Many people are criticising their backtest but I don't understand why. Their test data is sequential to their training data, considers time, and doesn't overlap. They can't overfit to their test data. In any other area of ML this would be an acceptable scheme, why is this unacceptable here?
What people are complaining about is not the overfitting, but the unrealistic assumptions in the backtest. In the real world there is slippage, latencies/jitter, special market open regimes, hidden orders, market impact, front-running, variable fees, and all kinds of other complexities. Their transaction costs are apparently also an unreasonable assumption. Sophisticated simulators used in professional trading firms can account for such things to some extent, but most academic papers conveniently ignore these complexities and just assume they can trade at whatever price the data tells them. It's completely unrealistic.
To answer your original question about overfitting, they can still overfit to test data by running a lot of experiments with different hyperparameters, architectures and parts of the data, and only report what has worked. There are also more complex ways that test data can leak into training data (see the book Advances in financial ML for a good overview). You can already see this is likely the case just from the variance in their results and trades. They also don't compare to baselines. It's not unlikely that the results are just random and they fail to report those experiments that didn't work. Of course, you cannot prove this without having an exact log of all things they ever did to the data. But again, that's not the main issue here.
> they can still overfit to test data by running a lot of experiments with different hyperparameters, architectures and parts of the data, and only report what has worked.
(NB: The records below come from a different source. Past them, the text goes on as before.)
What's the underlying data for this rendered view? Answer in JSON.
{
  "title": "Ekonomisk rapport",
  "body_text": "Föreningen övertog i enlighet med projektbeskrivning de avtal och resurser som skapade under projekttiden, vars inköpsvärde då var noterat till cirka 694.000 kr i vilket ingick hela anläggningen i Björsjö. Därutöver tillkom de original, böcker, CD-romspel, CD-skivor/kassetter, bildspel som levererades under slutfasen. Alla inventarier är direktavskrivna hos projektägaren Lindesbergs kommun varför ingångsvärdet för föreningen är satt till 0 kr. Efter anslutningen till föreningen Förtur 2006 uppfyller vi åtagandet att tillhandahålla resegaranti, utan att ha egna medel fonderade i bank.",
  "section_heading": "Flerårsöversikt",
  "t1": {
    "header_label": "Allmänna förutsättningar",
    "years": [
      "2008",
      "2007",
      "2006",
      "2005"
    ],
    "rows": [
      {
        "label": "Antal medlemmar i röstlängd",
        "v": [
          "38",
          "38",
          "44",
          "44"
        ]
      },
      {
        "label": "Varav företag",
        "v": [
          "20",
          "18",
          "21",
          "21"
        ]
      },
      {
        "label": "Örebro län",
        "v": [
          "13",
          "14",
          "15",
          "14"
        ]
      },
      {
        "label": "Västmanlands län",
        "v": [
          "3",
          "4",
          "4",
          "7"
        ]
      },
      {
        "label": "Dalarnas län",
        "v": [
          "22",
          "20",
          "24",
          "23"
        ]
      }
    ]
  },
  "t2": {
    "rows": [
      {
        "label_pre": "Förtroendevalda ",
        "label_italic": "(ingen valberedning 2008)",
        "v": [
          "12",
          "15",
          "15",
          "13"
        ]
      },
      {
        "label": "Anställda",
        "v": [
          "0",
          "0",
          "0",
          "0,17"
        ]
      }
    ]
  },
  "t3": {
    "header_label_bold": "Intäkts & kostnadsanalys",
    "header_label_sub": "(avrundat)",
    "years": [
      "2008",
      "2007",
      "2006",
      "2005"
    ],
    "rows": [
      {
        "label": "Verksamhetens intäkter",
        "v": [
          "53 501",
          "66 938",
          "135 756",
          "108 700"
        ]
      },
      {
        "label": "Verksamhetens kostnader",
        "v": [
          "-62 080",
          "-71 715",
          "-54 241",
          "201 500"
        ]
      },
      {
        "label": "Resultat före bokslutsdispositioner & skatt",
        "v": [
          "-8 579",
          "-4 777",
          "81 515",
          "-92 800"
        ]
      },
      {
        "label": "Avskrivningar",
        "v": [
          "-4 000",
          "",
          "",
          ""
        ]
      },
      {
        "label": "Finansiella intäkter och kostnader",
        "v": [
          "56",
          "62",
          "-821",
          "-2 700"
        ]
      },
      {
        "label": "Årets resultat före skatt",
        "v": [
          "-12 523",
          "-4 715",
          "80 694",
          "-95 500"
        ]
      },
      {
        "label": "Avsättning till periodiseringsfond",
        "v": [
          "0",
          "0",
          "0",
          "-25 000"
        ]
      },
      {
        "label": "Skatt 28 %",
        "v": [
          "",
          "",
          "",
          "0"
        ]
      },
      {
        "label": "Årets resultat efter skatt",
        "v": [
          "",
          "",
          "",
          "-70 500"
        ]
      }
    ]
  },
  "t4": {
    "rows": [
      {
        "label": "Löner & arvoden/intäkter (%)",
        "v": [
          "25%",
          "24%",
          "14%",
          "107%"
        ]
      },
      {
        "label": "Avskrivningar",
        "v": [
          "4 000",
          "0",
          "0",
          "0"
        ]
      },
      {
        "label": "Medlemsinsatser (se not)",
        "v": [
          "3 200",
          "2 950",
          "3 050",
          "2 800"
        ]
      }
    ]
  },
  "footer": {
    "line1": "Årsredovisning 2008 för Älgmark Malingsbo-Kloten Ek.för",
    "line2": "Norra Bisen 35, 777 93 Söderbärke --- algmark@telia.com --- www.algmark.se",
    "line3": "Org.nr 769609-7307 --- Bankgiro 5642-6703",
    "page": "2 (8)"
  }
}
but this is a different accusation from accidentally overfitting or leaking, i.e. it would mean that they're dishonest and cherrypicked their data in such a way that it hides overfitting and leakage. This criticism can be levelled at every ML paper, but in this case they detail their architecture, provide the code, and provide a Jupyter notebook to let people try it themselves.
> just assume they can trade at whatever price the data tells them. It's completely unrealistic.
I think that this is a fair assumption for highly liquid markets and relatively small trades, and if it's a fair assumption then all of your criticisms (slippage etc) don't apply to the extent that they'll break the approach. Also, if the approach works then trade size (fees aside) and being frontrun also wont apply because presumably large HFT firms can use it.
Overall I think your criticisms are valid, but imo they don't invalidate a promising approach, they're just the next thing to test.